Oh, and Ned Ludd was right, by the way. Weavers WERE replaced by the powered loom. It is in the interest of capital to replace you if they are able to, not to complement you, and furthermore, the teeth of capital have gotten sharper over time, and its appetite more voracious.


Capital is also willing to have vastly lower quality and burden the remaining labor with more toil in exchange for even lower costs. Velocity will rise, quality will fall, toil will increase leading to more burnout but there will be more expendable bodies to cycle through the slop cleanup farm.
> Even IF that were true (and I'd argue that it is NOT)

Can you share what these "hard problems" are that > 1% of developers are working on?

Even if most of the code you write is solving repetitive plumbing tasks, today's models are incredibly bad at API design taste. IMO designing software in a way that minimizes side effects and is easy to change and test is more than 1% of software engineering.

Lately most of the code I write has been through LLMs and I find them an enormous productivity booster overall, but despite the benchmarks they're not expert human level quite yet, and they need a LOT of coaxing to produce production quality code.

As far as things LLMs are bad at, I think it's mainly the long tail. I'm not sure there's one singular thing that >1% of programmers work on that LLMs suck at, but I think there are thousands of different weird sub-specialties that almost no one is working on and very little public code exists for, thus LLMs are not good at them yet.

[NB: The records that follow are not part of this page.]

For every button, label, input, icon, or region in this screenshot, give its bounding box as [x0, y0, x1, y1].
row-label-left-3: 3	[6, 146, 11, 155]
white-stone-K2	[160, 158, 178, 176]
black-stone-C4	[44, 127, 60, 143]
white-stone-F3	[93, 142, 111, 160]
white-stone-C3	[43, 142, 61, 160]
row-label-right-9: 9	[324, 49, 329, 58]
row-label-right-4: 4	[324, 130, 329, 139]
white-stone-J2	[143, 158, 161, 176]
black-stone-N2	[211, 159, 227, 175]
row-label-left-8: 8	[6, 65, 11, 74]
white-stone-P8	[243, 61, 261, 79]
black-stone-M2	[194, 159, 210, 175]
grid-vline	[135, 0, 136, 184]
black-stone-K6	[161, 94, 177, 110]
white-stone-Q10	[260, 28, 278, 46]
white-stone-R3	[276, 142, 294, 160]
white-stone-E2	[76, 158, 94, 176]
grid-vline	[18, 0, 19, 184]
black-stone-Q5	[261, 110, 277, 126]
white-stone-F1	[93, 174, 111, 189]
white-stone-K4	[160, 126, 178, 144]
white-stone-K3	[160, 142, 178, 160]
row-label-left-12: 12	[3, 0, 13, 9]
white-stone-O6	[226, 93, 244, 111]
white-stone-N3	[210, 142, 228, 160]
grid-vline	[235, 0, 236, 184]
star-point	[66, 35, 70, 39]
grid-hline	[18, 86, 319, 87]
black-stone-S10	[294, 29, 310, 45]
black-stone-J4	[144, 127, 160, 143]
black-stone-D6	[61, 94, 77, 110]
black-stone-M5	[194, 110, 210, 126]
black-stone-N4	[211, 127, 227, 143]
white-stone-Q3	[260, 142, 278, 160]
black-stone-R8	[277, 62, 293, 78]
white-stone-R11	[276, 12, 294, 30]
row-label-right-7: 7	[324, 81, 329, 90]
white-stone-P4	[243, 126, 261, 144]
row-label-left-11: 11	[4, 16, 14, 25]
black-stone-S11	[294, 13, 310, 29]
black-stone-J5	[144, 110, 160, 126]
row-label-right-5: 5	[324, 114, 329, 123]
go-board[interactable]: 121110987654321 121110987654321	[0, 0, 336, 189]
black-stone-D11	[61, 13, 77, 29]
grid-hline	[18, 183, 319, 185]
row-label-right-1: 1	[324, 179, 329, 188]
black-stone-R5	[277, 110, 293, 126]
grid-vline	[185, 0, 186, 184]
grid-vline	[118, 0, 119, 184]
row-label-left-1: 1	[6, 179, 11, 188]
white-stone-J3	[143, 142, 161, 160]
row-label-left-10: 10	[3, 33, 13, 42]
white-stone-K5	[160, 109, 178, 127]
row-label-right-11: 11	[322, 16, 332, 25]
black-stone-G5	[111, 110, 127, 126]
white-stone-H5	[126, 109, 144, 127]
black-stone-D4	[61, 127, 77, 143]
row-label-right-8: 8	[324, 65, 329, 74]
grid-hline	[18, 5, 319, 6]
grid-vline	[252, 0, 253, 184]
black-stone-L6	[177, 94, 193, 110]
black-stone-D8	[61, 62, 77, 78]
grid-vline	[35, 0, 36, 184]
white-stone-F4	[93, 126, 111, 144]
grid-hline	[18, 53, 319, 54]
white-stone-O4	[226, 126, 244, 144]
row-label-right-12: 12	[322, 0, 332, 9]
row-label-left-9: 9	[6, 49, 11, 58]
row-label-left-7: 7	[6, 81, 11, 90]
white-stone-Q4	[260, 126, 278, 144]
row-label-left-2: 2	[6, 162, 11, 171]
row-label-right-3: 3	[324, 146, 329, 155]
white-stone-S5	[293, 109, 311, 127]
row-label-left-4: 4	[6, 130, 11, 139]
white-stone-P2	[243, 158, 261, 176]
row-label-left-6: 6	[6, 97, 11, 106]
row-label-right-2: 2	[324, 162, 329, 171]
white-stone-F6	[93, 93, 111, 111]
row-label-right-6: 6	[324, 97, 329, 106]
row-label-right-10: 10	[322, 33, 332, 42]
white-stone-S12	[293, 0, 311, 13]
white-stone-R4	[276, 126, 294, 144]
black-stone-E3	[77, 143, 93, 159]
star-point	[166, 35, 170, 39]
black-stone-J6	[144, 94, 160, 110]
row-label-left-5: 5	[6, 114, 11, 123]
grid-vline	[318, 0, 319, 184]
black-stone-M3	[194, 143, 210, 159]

Try using any AI tool to write a working realtime GI (global illumination) implementation. I've been working on a novel implementation for 60fps/1080p GI and everytime I use Copilot or Claude to even try fixing a minor bug/troubleshoot it nukes entire functions and rewrites them using garbled shader code, old syntax/methods.

Puts things into stark perspective for me.

PS. no amount of prompt engineering will save you in this endeavour.

> I've been working on a novel implementation for 60fps/1080p GI

I don't think this is the type of work a "normal" developer is working on though, which is what my question was targeting.

I would think 99%+ are going to use an existing implementation like unreal engine, which AI can certainly help with.